From Meta to mindful living: How Morin Oluwole redefined success on her own terms
Katy Gillett

After nearly two decades leading Meta’s global luxury division, she stepped away from corporate life to build something more meaningful
After 18 years of climbing the ranks at Meta to head its global luxury division, Morin Oluwole made a surprising choice – she stepped away from corporate success to forge her own path. The Nigerian-born, Stanford-educated executive had helped shape Facebook into the powerhouse it is today, but last year, she realised she wanted to craft a different kind of legacy, one that puts empowerment and intentional living at its centre.
“I respect people who take an active role in their destiny, who don’t simply let things happen to them,” says Oluwole, speaking from West Africa, where she’s spending the summer with her family, including her five-month-old daughter.

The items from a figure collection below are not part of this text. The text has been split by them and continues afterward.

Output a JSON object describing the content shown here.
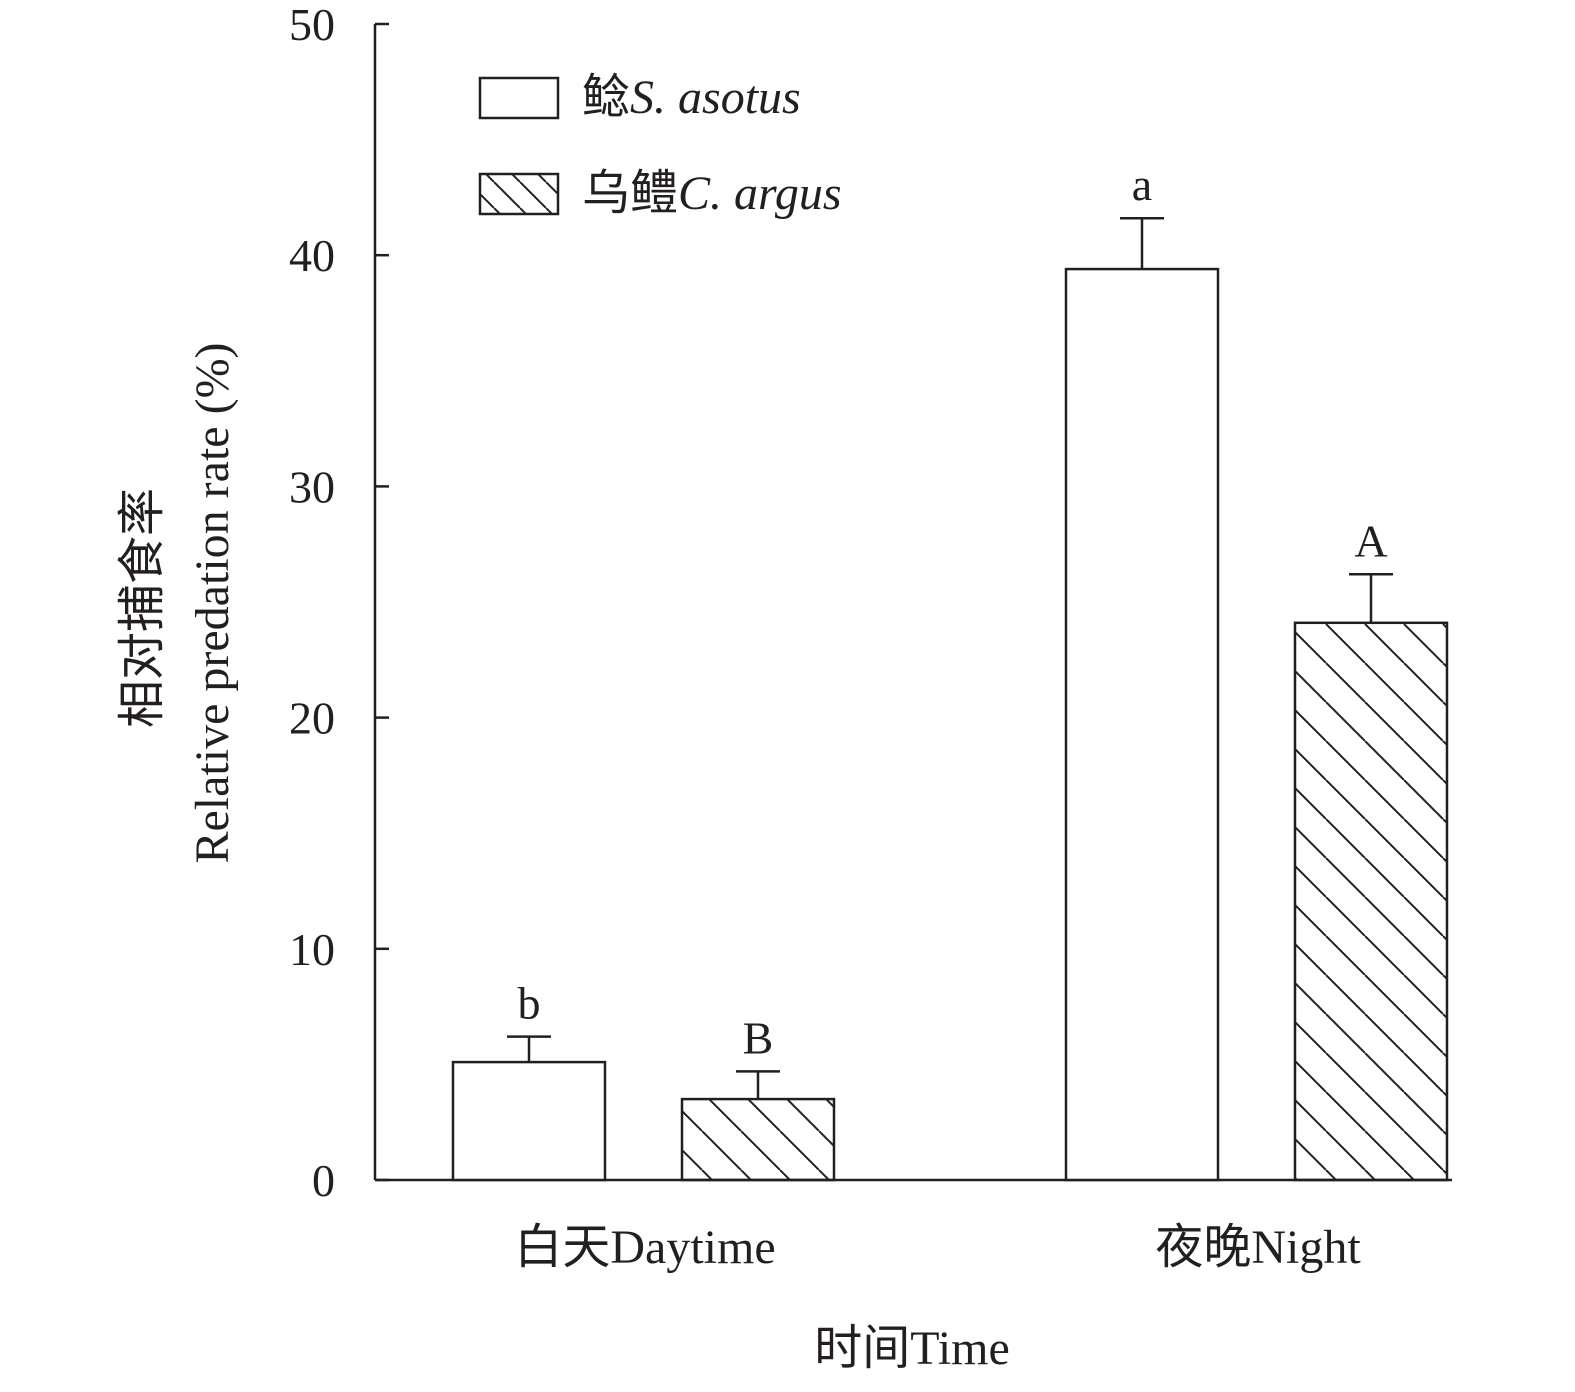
{
  "chart_data": {
    "type": "bar",
    "xlabel": "时间Time",
    "ylabel_cn": "相对捕食率",
    "ylabel_en": "Relative predation rate (%)",
    "ylim": [
      0,
      50
    ],
    "yticks": [
      0,
      10,
      20,
      30,
      40,
      50
    ],
    "grid": false,
    "legend_position": "top-left",
    "categories": [
      "白天Daytime",
      "夜晚Night"
    ],
    "series": [
      {
        "name_cn": "鲶",
        "name_latin": "S. asotus",
        "pattern": "open",
        "values": [
          5.1,
          39.4
        ],
        "errors": [
          1.1,
          2.2
        ],
        "labels": [
          "b",
          "a"
        ]
      },
      {
        "name_cn": "乌鳢",
        "name_latin": "C. argus",
        "pattern": "hatched",
        "values": [
          3.5,
          24.1
        ],
        "errors": [
          1.2,
          2.1
        ],
        "labels": [
          "B",
          "A"
        ]
      }
    ],
    "colors": {
      "ink": "#231f20",
      "background": "#ffffff"
    }
  }
}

This philosophy didn’t emerge overnight – it crystallised through a journey that took her from Lagos to Silicon Valley, then Paris, and now Dubai.

Her career in tech began with yet another dramatic pivot. Initially, she attended medical school in the US, but soon she found herself working midnight shifts in an ER when clarity struck. “I said, you know what, this is not where I want to be,” she recalls. And that moment of honest self-assessment led her to a small start-up at the time known as TheFacebook, where she would go on to spend nearly two decades.

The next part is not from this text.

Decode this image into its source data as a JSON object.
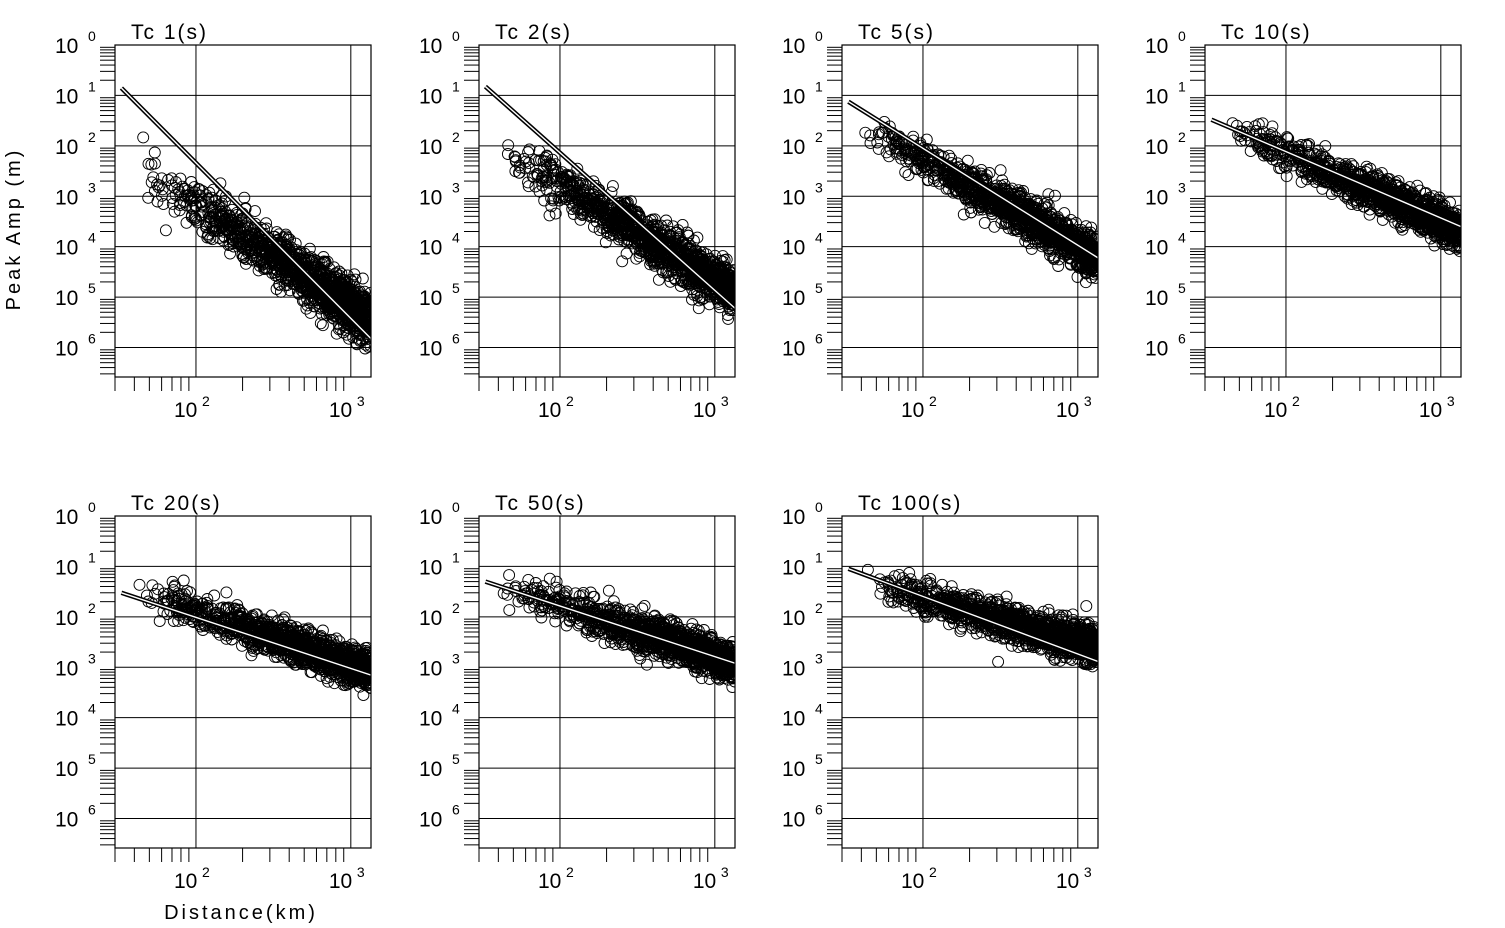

The early days required a different type of resilience to what she’d learned during late nights in the hospital. “When you think of early Silicon Valley, you see men all around you. You see a sprinkle of women,” she says. As one of the few Black women, she quickly realised she would need to “fight forward, prove above and beyond any doubts or questions of my capabilities”. Her breakthrough came when Meta tasked her with building a luxury division in Paris, despite being a non-French-speaking executive in the world’s luxury capital. “I spent my days working nine to six, my evenings learning French from seven to 10,” she says. “You arrive alone in a space where you can barely be understood, where you can barely understand. Then you are expected to be a thriving professional adult and business leader – and all you’re trying to do is figure out the difference between laundry soap and fabric softener at the grocery market because you can’t read the labels.” That bravery and dedication paid off spectacularly, however, as she built a business from scratch worth $2 billion in a decade.

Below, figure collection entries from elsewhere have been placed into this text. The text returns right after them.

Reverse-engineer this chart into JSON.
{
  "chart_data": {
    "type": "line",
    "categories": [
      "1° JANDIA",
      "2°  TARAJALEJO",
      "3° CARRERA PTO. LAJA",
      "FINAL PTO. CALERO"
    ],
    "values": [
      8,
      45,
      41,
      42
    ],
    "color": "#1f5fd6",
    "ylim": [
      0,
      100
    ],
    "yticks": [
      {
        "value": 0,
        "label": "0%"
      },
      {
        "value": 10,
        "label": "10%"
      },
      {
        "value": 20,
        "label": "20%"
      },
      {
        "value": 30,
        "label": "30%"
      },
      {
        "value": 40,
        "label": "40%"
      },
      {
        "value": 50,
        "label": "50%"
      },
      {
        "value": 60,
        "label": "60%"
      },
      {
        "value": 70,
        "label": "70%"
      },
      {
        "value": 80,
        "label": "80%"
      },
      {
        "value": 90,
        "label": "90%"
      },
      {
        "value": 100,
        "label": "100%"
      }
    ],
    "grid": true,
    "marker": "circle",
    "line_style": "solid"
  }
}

She laughs while telling that story now, as if it almost happened by accident – but there was nothing accidental or incidental about Oluwole’s path to success. “I’m someone who loves to build,” she explains. “My strength is in building something from nothing – building structure and creating something solid.” She’s done that with teams, businesses, her whole career.
Now she’s doing it again for herself – and her family. She splits her time between Paris and Dubai, working in luxury brand consulting, holding advisory board positions, and hosting a series of intimate leadership salons called Executive Breakfasts.
“I intentionally focused on my professional life for the first half of my career,” she shares. “Now, without question, the first thought I have in mind if I get an idea or a project, is, ‘Can this align with the time I need to spend with my family?’”
In a world that often mistakes busyness for purpose, Oluwole’s story isn’t just about climbing corporate ladders – it’s about having the courage to step off them when they no longer serve your authentic self.